Poland's President Andrzej Duda has called on Ukraine's western-backed leaders to admit their shameful past with regard to how Ukrainian nationalists massacred over 100,000 Poles during World War II.
Speaking at the 79th anniversary of the 1943 killings in Volhynia in Warsaw, Duda challenged the unwillingness of Kiev leaders to denounce Ukrainian nationalist militias responsible for the WWII massacres of Poles.
Duda called on Kiev to acknowledge the ethnic cleansing of Poles by Ukrainian nationalist militias, insisting that the truth about the wartime massacres and others like it in East Galicia from 1944 to 1945 had to be “firmly and clearly stated.”
"Those who we know were murderers were also heroes for Ukraine," Duda pointed out at the ceremony.
There was no immediate response from Kiev to his comments.
In January 2018, the Polish parliament passed a bill making it a criminal offense to deny the “crimes of Ukrainian nationalists”.
Meanwhile, despite the current cooperation between Warsaw and Kiev in their anti-Russian stance, Poles and Ukrainians have historically disliked one another and Duda's latest remarks are likely to be criticized in some Ukrainian circles.
Many Ukrainians view such discussions as attempts to paint Ukraine as a country glorifying pro-Nazi leaders such as Stepan Bandera who was responsible for the massacre of Polish villagers in Volhynia in 1943 and in East Galicia in 1944, which cost the lives of more than 100,000 people.

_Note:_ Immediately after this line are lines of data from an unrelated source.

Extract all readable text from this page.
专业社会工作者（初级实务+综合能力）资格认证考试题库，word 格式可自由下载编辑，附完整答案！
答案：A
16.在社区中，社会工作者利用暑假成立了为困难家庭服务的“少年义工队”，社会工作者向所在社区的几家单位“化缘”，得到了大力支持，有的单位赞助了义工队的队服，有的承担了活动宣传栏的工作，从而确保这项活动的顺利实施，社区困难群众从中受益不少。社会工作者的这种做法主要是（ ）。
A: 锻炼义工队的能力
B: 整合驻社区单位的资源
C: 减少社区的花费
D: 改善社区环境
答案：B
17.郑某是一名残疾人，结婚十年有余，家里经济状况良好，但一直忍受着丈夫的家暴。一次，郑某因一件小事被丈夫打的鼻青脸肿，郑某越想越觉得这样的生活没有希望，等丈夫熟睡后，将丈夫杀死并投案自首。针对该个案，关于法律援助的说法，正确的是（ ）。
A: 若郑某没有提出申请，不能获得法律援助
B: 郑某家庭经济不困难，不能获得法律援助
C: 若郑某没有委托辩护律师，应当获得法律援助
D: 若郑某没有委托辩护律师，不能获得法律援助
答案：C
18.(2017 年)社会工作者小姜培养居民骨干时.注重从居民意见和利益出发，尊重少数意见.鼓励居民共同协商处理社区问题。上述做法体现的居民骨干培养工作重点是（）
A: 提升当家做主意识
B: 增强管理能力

The nationalist Ukrainian militia, partisan members of the Ukrainian insurgent army (UPA) which was controlled by the Bandera faction of the Organization of Ukrainian Nationalists (OUN-B), evolved into what is known today as the Azov battalion.
They were perpetrators of what the Poles have recorded in their official history books as the genocide of the Polish people residing there.
Ukrainian nationalist militias wanted to “ethnically cleanse” the region to prevent it from ever becoming Polish again.
Today, Kiev leaders honor the pro-Nazi Bandera and members of the nationalist Azov battalion are treated as war heroes.
Russia launched its “special military operation” in Ukraine on February 24. One of the specified goals in Ukraine, as stated by Russian President Vladimir Putin, was to “de-Nazify” the neighboring country.